Differences in SciKit Learn, Keras, or Pytorch

MaxPi picture MaxPi · Feb 5, 2019 · Viewed 17k times · Source

Are these libraries fairly interchangeable?

Looking here, https://stackshare.io/stackups/keras-vs-pytorch-vs-scikit-learn, it seems the major difference is the underlying framework (at least for PyTorch).

Answer

Jatentaki picture Jatentaki · Feb 5, 2019

Yes, there is a major difference.

SciKit Learn is a general machine learning library, built on top of NumPy. It features a lot of machine learning algorithms such as support vector machines, random forests, as well as a lot of utilities for general pre- and postprocessing of data. It is not a neural network framework.

PyTorch is a deep learning framework, consisting of

  1. A vectorized math library similar to NumPy, but with GPU support and a lot of neural network related operations (such as softmax or various kinds of activations)
  2. Autograd - an algorithm which can automatically calculate gradients of your functions, defined in terms of the basic operations
  3. Gradient-based optimization routines for large scale optimization, dedicated to neural network optimization
  4. Neural-network related utility functions

Keras is a higher-level deep learning framework, which abstracts many details away, making code simpler and more concise than in PyTorch or TensorFlow, at the cost of limited hackability. It abstracts away the computation backend, which can be TensorFlow, Theano or CNTK. It does not support a PyTorch backend, but that's not something unfathomable - you can consider it a simplified and streamlined subset of the above.

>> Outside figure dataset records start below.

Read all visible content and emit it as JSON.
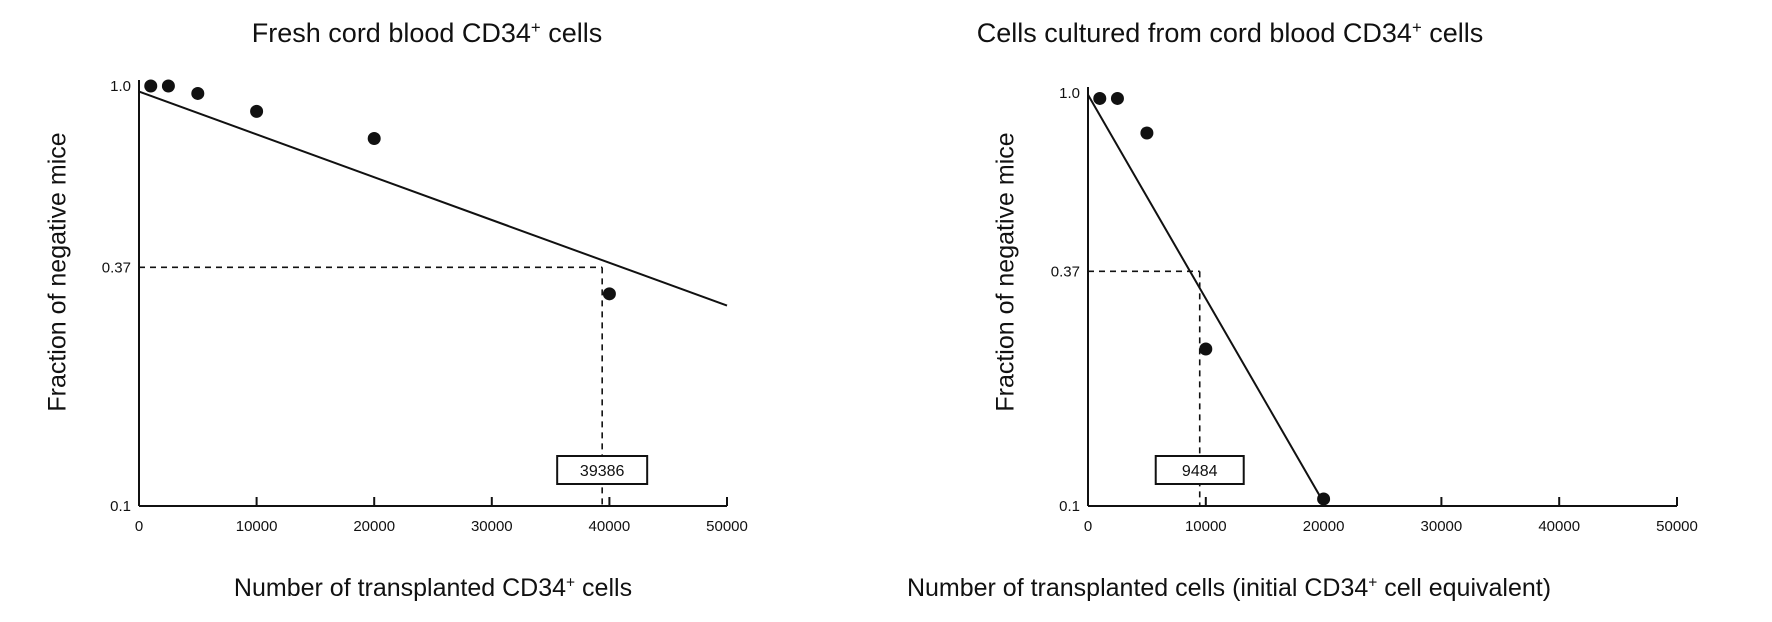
{
  "chart_data": [
    {
      "type": "scatter",
      "title": {
        "main": "Fresh cord blood CD34",
        "sup": "+",
        "tail": " cells"
      },
      "xlabel": {
        "main": "Number of transplanted CD34",
        "sup": "+",
        "tail": " cells"
      },
      "ylabel": "Fraction of negative mice",
      "xlim": [
        0,
        50000
      ],
      "ylim": [
        0.1,
        1.0
      ],
      "yscale": "log",
      "xticks": [
        0,
        10000,
        20000,
        30000,
        40000,
        50000
      ],
      "xtick_labels": [
        "0",
        "10000",
        "20000",
        "30000",
        "40000",
        "50000"
      ],
      "yticks": [
        0.1,
        0.37,
        1.0
      ],
      "ytick_labels": [
        "0.1",
        "0.37",
        "1.0"
      ],
      "points": [
        {
          "x": 1000,
          "y": 1.0
        },
        {
          "x": 2500,
          "y": 1.0
        },
        {
          "x": 5000,
          "y": 0.96
        },
        {
          "x": 10000,
          "y": 0.87
        },
        {
          "x": 20000,
          "y": 0.75
        },
        {
          "x": 40000,
          "y": 0.32
        }
      ],
      "fit_line": [
        {
          "x": 0,
          "y": 0.97
        },
        {
          "x": 50000,
          "y": 0.3
        }
      ],
      "annotation": {
        "x": 39386,
        "y": 0.37,
        "label": "39386"
      }
    },
    {
      "type": "scatter",
      "title": {
        "main": "Cells cultured from cord blood CD34",
        "sup": "+",
        "tail": " cells"
      },
      "xlabel": {
        "main": "Number of transplanted cells (initial CD34",
        "sup": "+",
        "tail": " cell equivalent)"
      },
      "ylabel": "Fraction of negative mice",
      "xlim": [
        0,
        50000
      ],
      "ylim": [
        0.1,
        1.0
      ],
      "yscale": "log",
      "xticks": [
        0,
        10000,
        20000,
        30000,
        40000,
        50000
      ],
      "xtick_labels": [
        "0",
        "10000",
        "20000",
        "30000",
        "40000",
        "50000"
      ],
      "yticks": [
        0.1,
        0.37,
        1.0
      ],
      "ytick_labels": [
        "0.1",
        "0.37",
        "1.0"
      ],
      "points": [
        {
          "x": 1000,
          "y": 0.97
        },
        {
          "x": 2500,
          "y": 0.97
        },
        {
          "x": 5000,
          "y": 0.8
        },
        {
          "x": 10000,
          "y": 0.24
        },
        {
          "x": 20000,
          "y": 0.104
        }
      ],
      "fit_line": [
        {
          "x": 0,
          "y": 0.99
        },
        {
          "x": 20000,
          "y": 0.102
        }
      ],
      "annotation": {
        "x": 9484,
        "y": 0.37,
        "label": "9484"
      }
    }
  ]
}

In short, if you are going with "classic", non-neural algorithms, neither PyTorch nor Keras will be useful for you. If you're doing deep learning, scikit-learn may still be useful for its utility part; aside from it you will need the actual deep learning framework, where you can choose between Keras and PyTorch but you're unlikely to use both at the same time. This is very subjective, but in my view, if you're working on a novel algorithm, you're more likely to go with PyTorch (or TensorFlow or some other lower-level framework) for flexibility. If you're adapting a known and tested algorithm to a new problem setting, you may want to go with Keras for its greater simplicity and lower entry level.